Los argentinos ya nos hemos pronunciando por la democracia en reiteradas oportunidades. Sabemos, al igual que otras naciones civilizadas del mundo, que no existe mejor alternativa que instaurar gobiernos elegidos por la ciudadanía. Esta opinión, ampliamente mayoritaria, fue el resultado de una construcción colectiva sobre la base del aprendizaje derivado de experiencias autoritarias con grave daño para la sociedad.
Sin embargo, existe en nuestro país una marcada y mayoritaria tendencia a despreciar, considerar un obstáculo, y atribuir propiedades retrógradas al contexto normativo fundamental en que la democracia ha de desenvolverse. Y ese contexto normativo fundamental no es otra cosa que la república.
Este permiso implícito, y a veces explícito, que otorga un importante sector de la ciudadanía a los gobernantes para ponerse por encima de la ley, termina por lograr el disvalioso objetivo que muchos buscan: ser conducidos por gobiernos fuertes.
Ahora bien, cuando la fuerza de un gobierno no reside en la conducta ejemplar de sus funcionarios, en sus acuerdos políticos y sociales, en sus propuestas, sino en la vulneración de las normas, la pretendida fortaleza de quien gobierna tiene como contrapartida una debilidad institucional que tarde o temprano se vuelve contra el propio gobierno.
Ese deterioro de la calidad institucional que crece al ritmo de la concentración de un poder político sin límites normativos, transforma al Estado en una maquinaria ineficiente para el cumplimiento de sus fines. Una maquinaria puesta al servicio, no ya de la ciudadanía, sino de intereses personales, económicos, empresariales y partidarios, funcionales a quienes gobiernan.
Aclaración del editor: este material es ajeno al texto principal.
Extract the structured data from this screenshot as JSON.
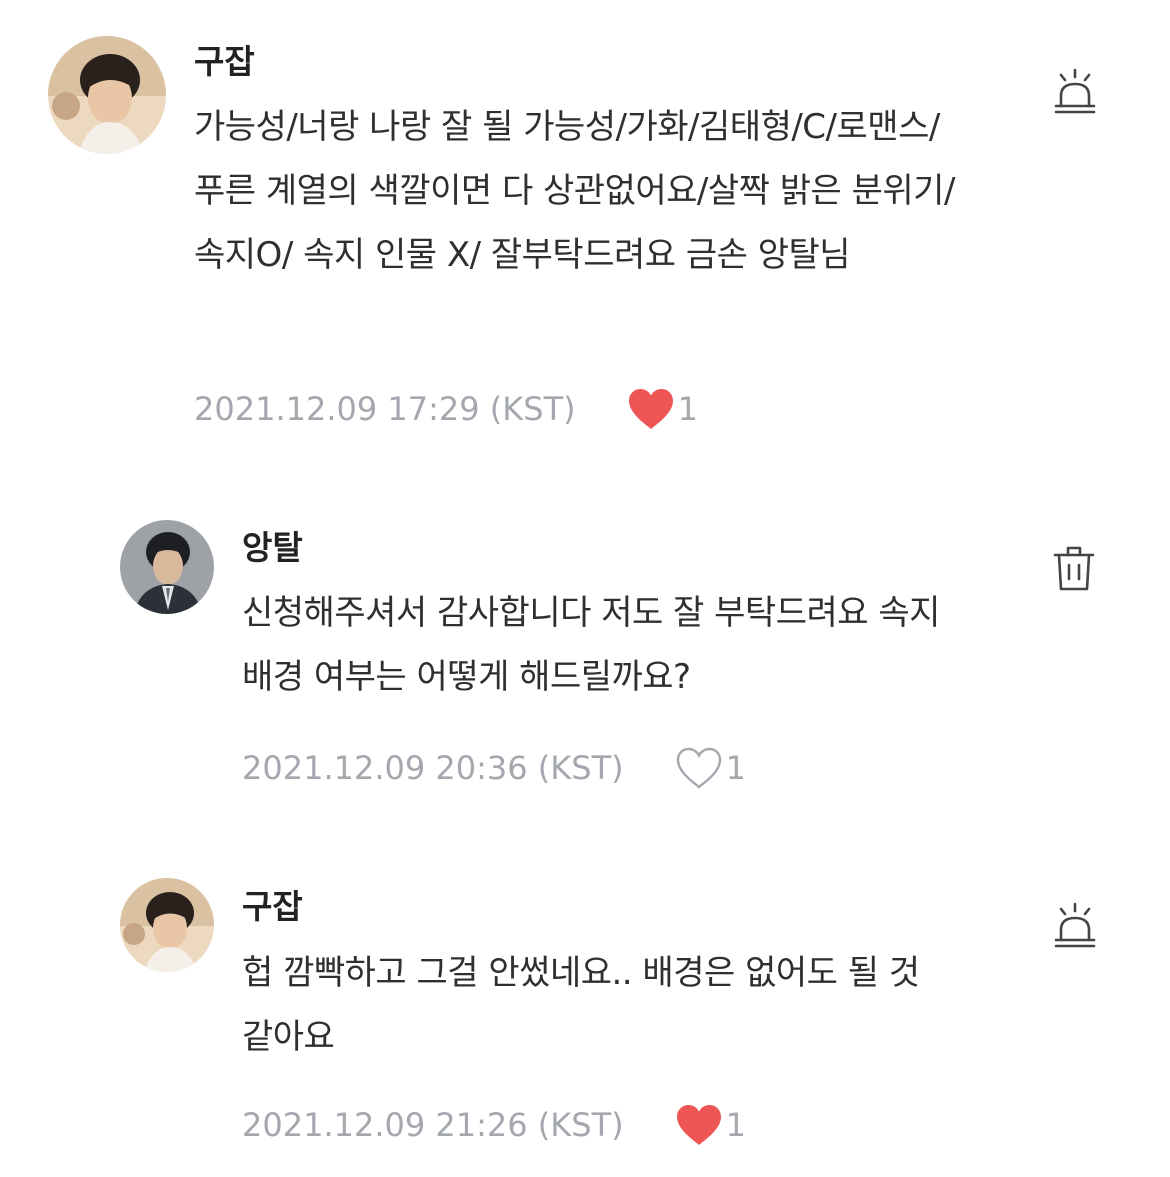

Y así, el olvido, por parte de los gobernantes, de los nobles objetivos del Estado, trae corrupción, inseguridad, pérdida de derechos y ausencia de garantías, conformándose un escenario que termina por devorarse al gobierno que osó promoverlo.
Primera conclusión: la concentración del poder tiene un límite pasado el cual sobreviene su propia destrucción. La historia lo demuestra. El Imperio Romano cayó como consecuencia de su voracidad a la hora de concentrar poder, y por los vicios internos que dicha situación traía aparejada. Duró mucho aquel imperio, podrán decir algunos. Pero claro, las cajas que manejaban los emperadores quizá fueran más importantes en calidad y cantidad que las que pueden manotear los gobernantes de este hermoso país, localizado al sur del continente americano.
Segunda conclusión: las movilizaciones de la ciudadanía como única reacción posible frente a un gobierno avasallante que carece de los contrapesos propios del sistema republicano constituyen el último reaseguro contra el totalitarismo. Su utilización lícita, pacífica y responsable es esencial, y su inspiración en valores republicanos, también. Debemos evitar que luego de la finalización del actual ciclo de poder concentrado, se dé lugar a un nuevo proceso similar que derive en una nueva frustración. Debemos optar por la complejidad del cumplimiento de la ley, por la incomodidad de exigir dicho cumplimiento. Sólo por ese camino habrá tres poderes funcionando, derechos y garantías. ¿Difícil? No más que sobrevivir al Régimen K.